Diese Landschaft war so rein, so traumhaft klar, daß sie die Wimpern der
Schäfchen angesilbert hatte, als sie hineingeglitten war in das Gold ihrer
Augen. Darin schien alles so durchsichtig, daß man tief in ihrem Wasser, so
deutlich enthüllten sich die Umrisse, die gelbgestreiften Kalkgipfel zu
erblicken vermeinte.

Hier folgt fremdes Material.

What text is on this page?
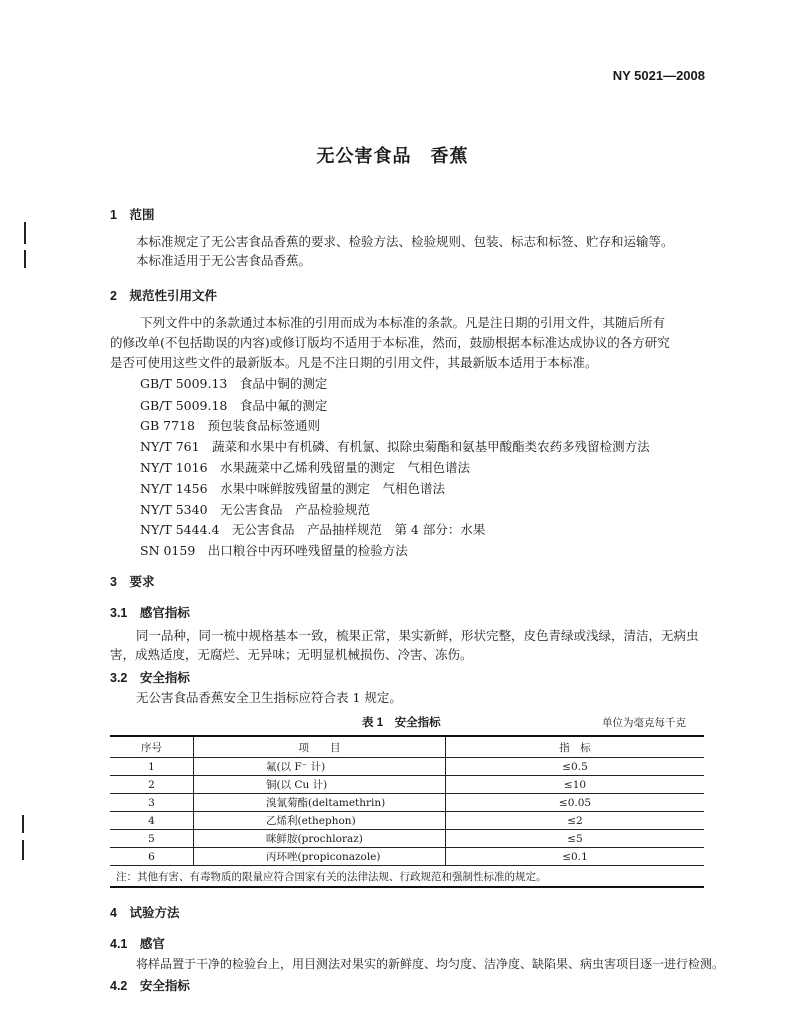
NY 5021—2008
无公害食品　香蕉
1　范围
本标准规定了无公害食品香蕉的要求、检验方法、检验规则、包装、标志和标签、贮存和运输等。
本标准适用于无公害食品香蕉。
2　规范性引用文件
下列文件中的条款通过本标准的引用而成为本标准的条款。凡是注日期的引用文件，其随后所有
的修改单(不包括勘误的内容)或修订版均不适用于本标准，然而，鼓励根据本标准达成协议的各方研究
是否可使用这些文件的最新版本。凡是不注日期的引用文件，其最新版本适用于本标准。
GB/T 5009.13　食品中铜的测定
GB/T 5009.18　食品中氟的测定
GB 7718　预包装食品标签通则
NY/T 761　蔬菜和水果中有机磷、有机氯、拟除虫菊酯和氨基甲酸酯类农药多残留检测方法
NY/T 1016　水果蔬菜中乙烯利残留量的测定　气相色谱法
NY/T 1456　水果中咪鲜胺残留量的测定　气相色谱法
NY/T 5340　无公害食品　产品检验规范
NY/T 5444.4　无公害食品　产品抽样规范　第 4 部分：水果
SN 0159　出口粮谷中丙环唑残留量的检验方法
3　要求
3.1　感官指标
同一品种，同一梳中规格基本一致，梳果正常，果实新鲜，形状完整，皮色青绿或浅绿，清洁，无病虫
害，成熟适度，无腐烂、无异味；无明显机械损伤、冷害、冻伤。
3.2　安全指标
无公害食品香蕉安全卫生指标应符合表 1 规定。
表 1　安全指标	单位为毫克每千克
序号	项　　目	指　标
1	氟(以 F⁻ 计)	≤0.5
2	铜(以 Cu 计)	≤10
3	溴氰菊酯(deltamethrin)	≤0.05
4	乙烯利(ethephon)	≤2
5	咪鲜胺(prochloraz)	≤5
6	丙环唑(propiconazole)	≤0.1
注：其他有害、有毒物质的限量应符合国家有关的法律法规、行政规范和强制性标准的规定。		
4　试验方法
4.1　感官
将样品置于干净的检验台上，用目测法对果实的新鲜度、均匀度、洁净度、缺陷果、病虫害项目逐一进行检测。
4.2　安全指标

In die Teppiche der Buchen- und Tannenwälder waren
Blüten eingewirkt, von Reif, von Himmel und von Blut, und der sanfte Wind,
wenn er darüber hinweggeweht hatte, zog noch leichter, noch bedufteter,
noch eisesklarer von dannen.

Gleich einer blauen Meerflut wallten die köstlichen Kegel der Bäume hoch,
mit verflochtenem Silbertang. Abwärts von den felsigen Zähnen des Gebirges
dampften Wasserfälle. Und auf einmal blökten die himmlischen Herden Gott
entgegen; die verzückten Schellen weinten um den Schatten der Farnkräuter.
Und das dunkle Wasser der Grotten brach sich im Licht.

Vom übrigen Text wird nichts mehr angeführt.